Allergy season may be worse this year.
April 13, 2014 — -- After a seemingly never-ending winter, temperatures have finally warmed from "polar vortex" lows to more spring-like temperatures. However, a new menace lurks for those wanting to enjoy the outdoors: pollen.
"This is truly the gift that keeps giving," ABC News medical correspondent Dr. Jennifer Ashton said. "Instead of a gradually blooming of everything we normally see on the windshield of our car, it's all happening at once really setting up a perfect storm for allergy sufferers."
Kate Weinberger, a Ph.D. candidate in Environmental Health Sciences at Mailman School of Public Health in Columbia University studying the effects of climate change on pollen, said studies have shown that wet and warmer winters have resulted in earlier and longer allergy seasons and that the past few stormy months may be a sign that allergy sufferers will soon need to reach for the antihistamines.
"There were all of these storms and there's been a lot of tree growth," Weinberger said of the severe winter. "[Scientists] are theorizing that because we've had a wet winter the pollen season will be worse."
Additionally, allergy seasons are usually separated into distinct seasons, with trees causing problems in the spring and grasses causing issues in the summer. However, Weinberger said there is a chance that if the weather warms very quickly it could mean plants that normally bloom at different times over a period of weeks to months will bloom all at once.

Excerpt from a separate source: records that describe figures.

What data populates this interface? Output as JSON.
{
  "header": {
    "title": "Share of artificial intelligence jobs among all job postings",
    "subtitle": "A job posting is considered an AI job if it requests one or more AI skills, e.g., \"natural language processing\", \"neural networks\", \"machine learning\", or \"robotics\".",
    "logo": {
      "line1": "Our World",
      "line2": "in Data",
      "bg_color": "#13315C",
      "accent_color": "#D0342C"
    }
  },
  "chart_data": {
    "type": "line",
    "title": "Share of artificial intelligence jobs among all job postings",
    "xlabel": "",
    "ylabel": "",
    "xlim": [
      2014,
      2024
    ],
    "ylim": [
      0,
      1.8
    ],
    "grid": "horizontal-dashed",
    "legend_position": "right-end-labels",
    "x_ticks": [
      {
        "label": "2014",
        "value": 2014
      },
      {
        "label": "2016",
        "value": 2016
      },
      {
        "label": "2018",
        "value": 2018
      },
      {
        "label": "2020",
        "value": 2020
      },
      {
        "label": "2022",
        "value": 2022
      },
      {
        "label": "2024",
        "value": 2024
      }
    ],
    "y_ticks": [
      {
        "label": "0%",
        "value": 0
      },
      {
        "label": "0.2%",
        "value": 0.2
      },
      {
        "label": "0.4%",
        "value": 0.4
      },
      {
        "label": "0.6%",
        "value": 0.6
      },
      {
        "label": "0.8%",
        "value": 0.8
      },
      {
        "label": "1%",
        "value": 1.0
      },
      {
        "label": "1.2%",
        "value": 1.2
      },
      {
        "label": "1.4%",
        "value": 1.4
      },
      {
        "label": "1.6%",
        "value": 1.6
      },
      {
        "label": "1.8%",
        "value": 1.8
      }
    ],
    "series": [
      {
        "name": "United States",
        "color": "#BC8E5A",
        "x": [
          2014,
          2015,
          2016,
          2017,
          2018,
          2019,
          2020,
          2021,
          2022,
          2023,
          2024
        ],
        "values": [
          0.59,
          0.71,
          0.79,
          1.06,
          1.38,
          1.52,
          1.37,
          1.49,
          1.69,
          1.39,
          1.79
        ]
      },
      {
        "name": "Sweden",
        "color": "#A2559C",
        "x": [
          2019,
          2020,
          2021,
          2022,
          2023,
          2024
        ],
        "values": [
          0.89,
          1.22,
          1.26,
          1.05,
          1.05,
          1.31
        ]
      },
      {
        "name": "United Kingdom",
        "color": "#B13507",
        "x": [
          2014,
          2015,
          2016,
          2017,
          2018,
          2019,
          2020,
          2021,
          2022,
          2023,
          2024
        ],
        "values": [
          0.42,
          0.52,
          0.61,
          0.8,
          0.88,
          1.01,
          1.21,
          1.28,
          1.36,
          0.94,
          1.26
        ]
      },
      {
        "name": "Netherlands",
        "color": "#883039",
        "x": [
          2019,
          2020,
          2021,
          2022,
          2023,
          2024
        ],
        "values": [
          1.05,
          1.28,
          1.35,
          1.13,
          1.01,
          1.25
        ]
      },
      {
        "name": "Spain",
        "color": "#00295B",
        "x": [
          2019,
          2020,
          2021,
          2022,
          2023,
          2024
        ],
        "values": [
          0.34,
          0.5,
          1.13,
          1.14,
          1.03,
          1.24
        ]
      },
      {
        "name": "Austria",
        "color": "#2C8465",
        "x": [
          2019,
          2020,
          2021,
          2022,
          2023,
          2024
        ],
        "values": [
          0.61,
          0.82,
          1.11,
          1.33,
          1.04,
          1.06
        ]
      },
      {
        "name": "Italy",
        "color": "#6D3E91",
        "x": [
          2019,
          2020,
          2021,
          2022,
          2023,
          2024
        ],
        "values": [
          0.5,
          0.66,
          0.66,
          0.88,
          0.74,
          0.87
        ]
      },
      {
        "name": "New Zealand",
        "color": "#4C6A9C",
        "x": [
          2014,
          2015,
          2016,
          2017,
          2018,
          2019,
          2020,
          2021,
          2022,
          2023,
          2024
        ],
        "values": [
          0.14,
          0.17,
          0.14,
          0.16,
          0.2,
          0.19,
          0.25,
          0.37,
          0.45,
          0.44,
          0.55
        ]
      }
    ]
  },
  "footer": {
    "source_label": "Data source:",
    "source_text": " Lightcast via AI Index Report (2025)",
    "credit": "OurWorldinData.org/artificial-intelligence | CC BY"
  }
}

"[Trees] need to experience a certain amount of heat over a certain period before they will start flowering, so if it stays colder in the spring it will be later when they reach the threshold," Weinberger said. "People are speculating that everything is going to show up all at once [as the plants flower] in the warm temperatures."
If you have allergies particularly oak and birch allergies, experts have a few tips about how to avoid the agony of allergy season over the next few weeks without retreating to a hermetically sealed bubble. Experts say using a neti pot, showering before bed to get rid of pollen particles on the body and keeping windows closed to keep out errant pollen particles are all key.
Additionally Ashton says there are new medications available to those in need including Oralair, a new medication made up of freeze-dried grasses that can help combat allergies.